Berlin : Zurück aus der Zukunft: Das T-Com-Haus wird abgebaut

Hightech-Heim wird verkauft, das Inventar für einen guten Zweck versteigert

Stefan Jacobs

In wenigen Tagen ist die Zukunft des Wohnens schon wieder vorbei. Am morgigen Mittwochabend steigt die Abschlussparty für geladene Gäste. Dann wird das laut Werbung „intelligenteste Haus der Welt“ abgeris… pardon: rückgebaut. Und zwar ganz vorsichtig, denn es wird noch gebraucht.

Begonnen hatte die „Zukunft des Wohnens“ vor eineinhalb Jahren – mit staunenden Passanten und täglichen Beinahe-Unfällen auf der Leipziger Straße, weil die auf Speckgürtelmoderne getrimmte Villa in Sichtweite des Potsdamer Platzes so überraschend auftauchte wie ein Heizpilz in der Sahara.
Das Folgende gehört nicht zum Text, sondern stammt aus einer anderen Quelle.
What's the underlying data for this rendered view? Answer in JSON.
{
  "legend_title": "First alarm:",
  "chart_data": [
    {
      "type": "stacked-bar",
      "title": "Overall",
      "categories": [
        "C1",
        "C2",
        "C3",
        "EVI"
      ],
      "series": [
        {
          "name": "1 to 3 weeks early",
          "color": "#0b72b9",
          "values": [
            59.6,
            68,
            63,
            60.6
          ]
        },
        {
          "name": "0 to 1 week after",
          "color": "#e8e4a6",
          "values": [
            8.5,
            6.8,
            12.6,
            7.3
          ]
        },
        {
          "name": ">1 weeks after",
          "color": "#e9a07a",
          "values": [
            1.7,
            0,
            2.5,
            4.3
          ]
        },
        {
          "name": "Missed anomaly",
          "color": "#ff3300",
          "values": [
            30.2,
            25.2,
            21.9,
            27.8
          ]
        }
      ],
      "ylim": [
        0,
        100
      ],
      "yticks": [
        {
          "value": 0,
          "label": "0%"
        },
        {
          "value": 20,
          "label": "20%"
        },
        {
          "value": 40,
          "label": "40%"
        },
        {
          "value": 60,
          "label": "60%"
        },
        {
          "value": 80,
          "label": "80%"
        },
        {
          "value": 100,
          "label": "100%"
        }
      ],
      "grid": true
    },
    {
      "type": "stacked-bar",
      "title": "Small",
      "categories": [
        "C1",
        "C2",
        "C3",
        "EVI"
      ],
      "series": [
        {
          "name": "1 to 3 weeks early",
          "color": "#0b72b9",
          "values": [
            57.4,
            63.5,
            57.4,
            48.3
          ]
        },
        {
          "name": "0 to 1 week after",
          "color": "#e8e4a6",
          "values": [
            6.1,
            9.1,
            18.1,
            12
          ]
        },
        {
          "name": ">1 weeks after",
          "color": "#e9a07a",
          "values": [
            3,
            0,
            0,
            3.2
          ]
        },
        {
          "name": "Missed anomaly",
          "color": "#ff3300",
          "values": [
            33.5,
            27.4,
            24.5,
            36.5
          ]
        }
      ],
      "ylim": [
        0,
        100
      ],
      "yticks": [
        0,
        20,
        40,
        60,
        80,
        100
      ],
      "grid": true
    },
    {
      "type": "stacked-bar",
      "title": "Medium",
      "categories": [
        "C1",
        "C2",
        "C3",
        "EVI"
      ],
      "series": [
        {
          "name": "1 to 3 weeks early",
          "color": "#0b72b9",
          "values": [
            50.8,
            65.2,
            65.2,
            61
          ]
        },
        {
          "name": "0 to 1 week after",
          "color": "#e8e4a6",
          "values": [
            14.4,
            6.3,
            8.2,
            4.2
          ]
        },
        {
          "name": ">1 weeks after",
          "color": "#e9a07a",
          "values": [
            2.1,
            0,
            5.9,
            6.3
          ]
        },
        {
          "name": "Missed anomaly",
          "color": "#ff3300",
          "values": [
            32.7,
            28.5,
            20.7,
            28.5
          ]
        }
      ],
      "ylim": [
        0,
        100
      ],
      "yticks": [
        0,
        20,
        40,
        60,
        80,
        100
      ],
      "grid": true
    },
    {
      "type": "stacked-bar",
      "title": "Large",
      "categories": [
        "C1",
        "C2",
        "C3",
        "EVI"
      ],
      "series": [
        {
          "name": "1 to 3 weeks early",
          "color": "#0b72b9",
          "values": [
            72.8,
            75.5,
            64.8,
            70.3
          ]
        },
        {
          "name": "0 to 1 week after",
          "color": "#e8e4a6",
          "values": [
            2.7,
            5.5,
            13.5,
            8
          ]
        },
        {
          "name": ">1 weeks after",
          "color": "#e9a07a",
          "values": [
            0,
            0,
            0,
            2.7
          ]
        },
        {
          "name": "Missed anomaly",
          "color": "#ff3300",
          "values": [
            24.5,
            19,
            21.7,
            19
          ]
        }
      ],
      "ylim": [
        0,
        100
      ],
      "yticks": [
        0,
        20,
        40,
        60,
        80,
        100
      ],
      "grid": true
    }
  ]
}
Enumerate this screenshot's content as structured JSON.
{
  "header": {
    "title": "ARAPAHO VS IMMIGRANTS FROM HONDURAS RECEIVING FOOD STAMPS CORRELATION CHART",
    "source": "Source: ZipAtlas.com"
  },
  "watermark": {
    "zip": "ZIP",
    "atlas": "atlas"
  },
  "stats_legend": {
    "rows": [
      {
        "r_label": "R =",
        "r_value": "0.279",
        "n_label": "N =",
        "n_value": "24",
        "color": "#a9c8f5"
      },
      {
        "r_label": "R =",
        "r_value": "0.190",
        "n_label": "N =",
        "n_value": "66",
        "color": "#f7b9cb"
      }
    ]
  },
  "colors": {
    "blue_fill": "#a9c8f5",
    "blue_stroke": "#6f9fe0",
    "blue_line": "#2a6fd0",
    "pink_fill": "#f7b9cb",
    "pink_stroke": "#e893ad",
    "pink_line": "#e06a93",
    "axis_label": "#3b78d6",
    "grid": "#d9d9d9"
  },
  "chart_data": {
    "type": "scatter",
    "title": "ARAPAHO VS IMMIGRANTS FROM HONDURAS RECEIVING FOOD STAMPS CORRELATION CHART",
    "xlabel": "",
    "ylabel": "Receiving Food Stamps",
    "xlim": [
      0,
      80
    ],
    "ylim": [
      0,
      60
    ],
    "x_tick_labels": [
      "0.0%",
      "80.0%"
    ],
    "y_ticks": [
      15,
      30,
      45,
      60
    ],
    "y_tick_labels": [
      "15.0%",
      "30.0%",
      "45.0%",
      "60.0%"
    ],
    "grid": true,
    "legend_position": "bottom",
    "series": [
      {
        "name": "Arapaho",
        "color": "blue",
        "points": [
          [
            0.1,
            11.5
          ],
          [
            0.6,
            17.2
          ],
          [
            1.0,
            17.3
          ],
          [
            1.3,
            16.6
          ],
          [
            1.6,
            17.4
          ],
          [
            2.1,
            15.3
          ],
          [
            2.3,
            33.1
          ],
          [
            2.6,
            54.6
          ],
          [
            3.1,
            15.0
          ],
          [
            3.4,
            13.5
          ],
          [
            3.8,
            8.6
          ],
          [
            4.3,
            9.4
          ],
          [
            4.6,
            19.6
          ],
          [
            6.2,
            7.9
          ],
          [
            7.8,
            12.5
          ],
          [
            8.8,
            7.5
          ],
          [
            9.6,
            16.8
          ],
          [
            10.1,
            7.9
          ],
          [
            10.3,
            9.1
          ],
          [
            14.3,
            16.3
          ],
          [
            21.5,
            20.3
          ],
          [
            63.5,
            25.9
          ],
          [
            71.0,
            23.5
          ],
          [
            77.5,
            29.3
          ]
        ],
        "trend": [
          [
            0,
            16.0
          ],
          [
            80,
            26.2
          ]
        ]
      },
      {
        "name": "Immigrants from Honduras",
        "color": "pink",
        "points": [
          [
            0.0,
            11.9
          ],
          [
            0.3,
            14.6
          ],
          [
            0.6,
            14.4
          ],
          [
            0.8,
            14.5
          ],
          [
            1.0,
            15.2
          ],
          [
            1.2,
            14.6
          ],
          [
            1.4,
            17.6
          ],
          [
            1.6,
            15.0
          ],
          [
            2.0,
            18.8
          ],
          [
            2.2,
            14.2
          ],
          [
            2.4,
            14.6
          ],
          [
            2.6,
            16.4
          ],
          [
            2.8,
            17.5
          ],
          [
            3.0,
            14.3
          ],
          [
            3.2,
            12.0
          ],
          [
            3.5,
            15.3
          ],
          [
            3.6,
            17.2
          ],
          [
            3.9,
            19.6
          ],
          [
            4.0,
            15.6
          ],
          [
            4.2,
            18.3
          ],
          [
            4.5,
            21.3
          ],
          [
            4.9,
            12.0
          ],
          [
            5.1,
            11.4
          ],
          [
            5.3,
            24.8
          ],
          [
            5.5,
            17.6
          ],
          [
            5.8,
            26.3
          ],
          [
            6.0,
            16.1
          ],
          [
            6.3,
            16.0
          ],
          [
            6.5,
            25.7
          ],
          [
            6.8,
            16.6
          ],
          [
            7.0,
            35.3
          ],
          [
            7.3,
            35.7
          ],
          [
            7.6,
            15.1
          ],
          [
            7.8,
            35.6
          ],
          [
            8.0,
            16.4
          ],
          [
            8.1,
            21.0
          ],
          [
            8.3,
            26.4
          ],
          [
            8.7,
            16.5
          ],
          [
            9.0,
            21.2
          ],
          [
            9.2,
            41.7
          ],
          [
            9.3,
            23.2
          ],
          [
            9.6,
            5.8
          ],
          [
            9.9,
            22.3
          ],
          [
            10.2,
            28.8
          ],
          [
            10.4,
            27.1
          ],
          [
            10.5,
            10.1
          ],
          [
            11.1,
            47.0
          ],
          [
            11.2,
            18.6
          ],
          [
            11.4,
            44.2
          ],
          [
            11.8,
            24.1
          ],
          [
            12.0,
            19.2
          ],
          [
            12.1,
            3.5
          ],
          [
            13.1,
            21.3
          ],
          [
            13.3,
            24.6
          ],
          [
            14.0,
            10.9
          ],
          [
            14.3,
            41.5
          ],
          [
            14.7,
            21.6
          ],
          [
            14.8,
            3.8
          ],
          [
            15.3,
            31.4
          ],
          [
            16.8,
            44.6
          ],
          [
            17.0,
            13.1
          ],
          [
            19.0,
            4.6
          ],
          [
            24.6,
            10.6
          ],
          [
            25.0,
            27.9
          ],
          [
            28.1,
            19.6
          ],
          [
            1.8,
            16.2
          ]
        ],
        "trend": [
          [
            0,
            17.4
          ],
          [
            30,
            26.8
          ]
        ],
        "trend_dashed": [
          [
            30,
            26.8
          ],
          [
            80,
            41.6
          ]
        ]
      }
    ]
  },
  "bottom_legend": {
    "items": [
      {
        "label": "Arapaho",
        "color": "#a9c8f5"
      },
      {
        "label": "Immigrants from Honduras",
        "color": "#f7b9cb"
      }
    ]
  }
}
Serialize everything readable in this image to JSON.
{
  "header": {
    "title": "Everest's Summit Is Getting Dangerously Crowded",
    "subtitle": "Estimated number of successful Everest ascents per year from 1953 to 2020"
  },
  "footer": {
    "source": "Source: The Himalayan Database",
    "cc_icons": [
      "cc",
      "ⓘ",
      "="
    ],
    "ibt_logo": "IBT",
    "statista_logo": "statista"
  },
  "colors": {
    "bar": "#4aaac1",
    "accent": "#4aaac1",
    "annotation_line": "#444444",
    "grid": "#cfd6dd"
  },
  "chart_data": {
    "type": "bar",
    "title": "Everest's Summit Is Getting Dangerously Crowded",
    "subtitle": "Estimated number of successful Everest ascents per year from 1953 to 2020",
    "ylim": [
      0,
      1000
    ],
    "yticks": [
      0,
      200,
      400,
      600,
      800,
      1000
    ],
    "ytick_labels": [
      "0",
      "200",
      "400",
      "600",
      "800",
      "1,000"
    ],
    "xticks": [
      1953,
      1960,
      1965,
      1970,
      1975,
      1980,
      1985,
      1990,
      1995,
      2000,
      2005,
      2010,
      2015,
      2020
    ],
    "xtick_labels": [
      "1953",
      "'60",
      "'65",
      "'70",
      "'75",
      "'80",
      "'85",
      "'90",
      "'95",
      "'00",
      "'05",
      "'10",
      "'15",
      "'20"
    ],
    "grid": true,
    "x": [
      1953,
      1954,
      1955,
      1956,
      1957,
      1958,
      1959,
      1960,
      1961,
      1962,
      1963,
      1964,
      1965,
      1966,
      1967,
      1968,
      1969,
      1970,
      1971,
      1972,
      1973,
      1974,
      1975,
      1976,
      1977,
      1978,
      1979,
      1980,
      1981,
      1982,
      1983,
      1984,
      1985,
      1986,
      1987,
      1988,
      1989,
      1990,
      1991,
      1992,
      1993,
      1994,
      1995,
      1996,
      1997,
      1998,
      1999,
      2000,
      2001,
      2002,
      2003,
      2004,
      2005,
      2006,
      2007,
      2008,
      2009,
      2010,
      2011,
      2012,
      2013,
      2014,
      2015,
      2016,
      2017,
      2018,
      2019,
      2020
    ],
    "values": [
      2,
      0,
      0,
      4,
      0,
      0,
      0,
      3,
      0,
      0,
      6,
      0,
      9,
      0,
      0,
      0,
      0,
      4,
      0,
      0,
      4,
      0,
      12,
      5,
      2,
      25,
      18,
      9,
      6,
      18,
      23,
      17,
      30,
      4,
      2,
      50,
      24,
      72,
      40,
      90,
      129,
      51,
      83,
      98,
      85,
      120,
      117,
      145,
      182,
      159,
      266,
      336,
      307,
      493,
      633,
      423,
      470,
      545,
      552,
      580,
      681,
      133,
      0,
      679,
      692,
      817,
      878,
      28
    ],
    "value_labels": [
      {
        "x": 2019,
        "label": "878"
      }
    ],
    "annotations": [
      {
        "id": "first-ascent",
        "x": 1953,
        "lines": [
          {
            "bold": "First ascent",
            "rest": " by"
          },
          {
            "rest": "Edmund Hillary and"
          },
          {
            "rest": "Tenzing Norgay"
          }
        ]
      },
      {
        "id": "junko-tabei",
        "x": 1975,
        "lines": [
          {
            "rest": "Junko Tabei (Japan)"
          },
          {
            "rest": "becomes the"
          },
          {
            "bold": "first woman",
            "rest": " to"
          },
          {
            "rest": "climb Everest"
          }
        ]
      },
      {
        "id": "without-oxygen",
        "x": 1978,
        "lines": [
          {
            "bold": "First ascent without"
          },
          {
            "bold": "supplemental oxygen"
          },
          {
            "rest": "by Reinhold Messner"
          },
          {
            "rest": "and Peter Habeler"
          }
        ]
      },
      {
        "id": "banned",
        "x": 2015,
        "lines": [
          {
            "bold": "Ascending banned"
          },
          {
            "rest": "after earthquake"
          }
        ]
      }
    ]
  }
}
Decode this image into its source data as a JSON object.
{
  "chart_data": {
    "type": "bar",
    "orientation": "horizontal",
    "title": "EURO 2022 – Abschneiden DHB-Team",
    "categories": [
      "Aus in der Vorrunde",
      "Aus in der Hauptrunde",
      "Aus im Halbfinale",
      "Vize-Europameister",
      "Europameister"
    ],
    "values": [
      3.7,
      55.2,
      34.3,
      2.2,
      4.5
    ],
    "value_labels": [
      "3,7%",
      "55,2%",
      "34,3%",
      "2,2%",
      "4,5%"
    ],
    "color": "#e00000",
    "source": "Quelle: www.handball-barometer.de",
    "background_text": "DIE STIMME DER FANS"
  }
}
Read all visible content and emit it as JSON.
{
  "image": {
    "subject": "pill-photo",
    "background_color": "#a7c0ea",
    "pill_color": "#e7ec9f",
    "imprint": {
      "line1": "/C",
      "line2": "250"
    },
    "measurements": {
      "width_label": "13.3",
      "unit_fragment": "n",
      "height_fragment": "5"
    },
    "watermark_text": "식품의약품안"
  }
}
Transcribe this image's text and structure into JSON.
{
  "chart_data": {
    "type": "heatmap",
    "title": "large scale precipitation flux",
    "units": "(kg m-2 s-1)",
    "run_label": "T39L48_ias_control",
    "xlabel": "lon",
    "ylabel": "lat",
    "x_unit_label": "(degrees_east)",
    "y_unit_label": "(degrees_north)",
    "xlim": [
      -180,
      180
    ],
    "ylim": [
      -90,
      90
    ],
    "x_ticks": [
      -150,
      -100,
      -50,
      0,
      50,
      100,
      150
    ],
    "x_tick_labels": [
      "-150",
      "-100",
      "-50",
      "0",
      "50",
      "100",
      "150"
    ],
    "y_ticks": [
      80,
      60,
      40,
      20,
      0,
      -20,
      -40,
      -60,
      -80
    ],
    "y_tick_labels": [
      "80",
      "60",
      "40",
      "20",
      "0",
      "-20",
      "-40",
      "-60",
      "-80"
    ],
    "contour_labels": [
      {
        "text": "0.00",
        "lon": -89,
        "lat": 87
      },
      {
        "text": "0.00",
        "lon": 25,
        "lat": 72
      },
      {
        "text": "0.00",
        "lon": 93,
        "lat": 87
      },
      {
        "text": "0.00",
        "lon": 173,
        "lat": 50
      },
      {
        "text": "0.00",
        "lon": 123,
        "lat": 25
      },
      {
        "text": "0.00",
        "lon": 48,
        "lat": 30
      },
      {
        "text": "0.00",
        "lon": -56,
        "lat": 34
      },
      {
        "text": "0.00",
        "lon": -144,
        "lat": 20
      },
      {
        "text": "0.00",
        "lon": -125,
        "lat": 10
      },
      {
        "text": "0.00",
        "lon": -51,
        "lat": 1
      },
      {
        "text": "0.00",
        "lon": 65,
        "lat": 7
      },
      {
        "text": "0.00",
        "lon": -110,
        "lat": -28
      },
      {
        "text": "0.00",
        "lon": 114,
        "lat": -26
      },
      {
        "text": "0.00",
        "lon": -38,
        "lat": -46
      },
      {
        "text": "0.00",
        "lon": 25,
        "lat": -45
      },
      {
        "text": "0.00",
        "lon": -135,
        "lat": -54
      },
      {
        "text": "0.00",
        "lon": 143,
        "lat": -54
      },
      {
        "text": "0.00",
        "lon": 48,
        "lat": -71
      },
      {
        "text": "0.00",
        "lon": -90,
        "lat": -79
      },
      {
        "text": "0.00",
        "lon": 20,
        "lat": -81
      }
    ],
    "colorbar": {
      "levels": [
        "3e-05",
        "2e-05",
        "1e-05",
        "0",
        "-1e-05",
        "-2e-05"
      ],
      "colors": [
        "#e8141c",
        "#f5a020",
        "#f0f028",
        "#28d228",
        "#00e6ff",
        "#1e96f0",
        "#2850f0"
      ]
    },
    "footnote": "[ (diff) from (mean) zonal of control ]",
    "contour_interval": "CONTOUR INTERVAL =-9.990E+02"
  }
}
Viele rüttelten vergeblich am zunächst verschlossenen Tor, das später an Freitagen fürs Publikum geöffnet wurde. Und noch mehr wollten selbst erleben, was drinsteckt in dem Haus hinter Plexiglaszaun und Rollrasen. Mehr als 80 000 Menschen haben sich nach Angaben der Telekom um ein Probewohnen in dem Hightech-Heim beworben. 18 000 durften rein; teils stundenweise, teils für drei Nächte. Letzteres war für beide Seiten ein Gewinn: Die Auserwählten – großenteils Touristen – hatten gratis eine Bleibe in bester Citylage, in der sie mit gefülltem Kühlschrank begrüßt wurden. Und die Telekom bekam die Marktforschung, die sie wollte. Wie viel Technik verträgt der Mensch, und wie mag er sie am liebsten? Das etwa war die Frage, die sich den Besuchern buchstäblich in allen Ecken stellte, beginnend mit der Videoanlage an der Eingangstür. Statt einer klassischen Klingel gab es Kamera und Mikrofon, so dass Besucher jedem Bewohner Nachrichten hinterlassen konnten. Am anderen Ende der Leitung, im Flur, konnten die Bewohner dann nicht nur die verpassten Besucher sehen, sondern sich auch gegenseitig Nachrichten hinterlassen. Etwa so: Sohn an Mutter: „Bin mit Niklas auf der Fanmeile, nicht vor Mitternacht zurück!“ Wenn die Mutter dann erst einmal Beruhigung brauchte, konnte sie sich auf ihrem persönlichen Taschencomputer das „Stimmungsmanagement“ aufrufen und das Wohnzimmer in Sphärenklänge und beruhigendes Blau tauchen. Oder auf dem Laufband vor einem Flachbildschirm durchs virtuelle Berlin joggen. Oder sich per Internet ein Video ins Haus holen. Oder einen Ausflug machen – die Abfahrtszeiten von Bus und Bahn standen auf einem Monitor im Flur.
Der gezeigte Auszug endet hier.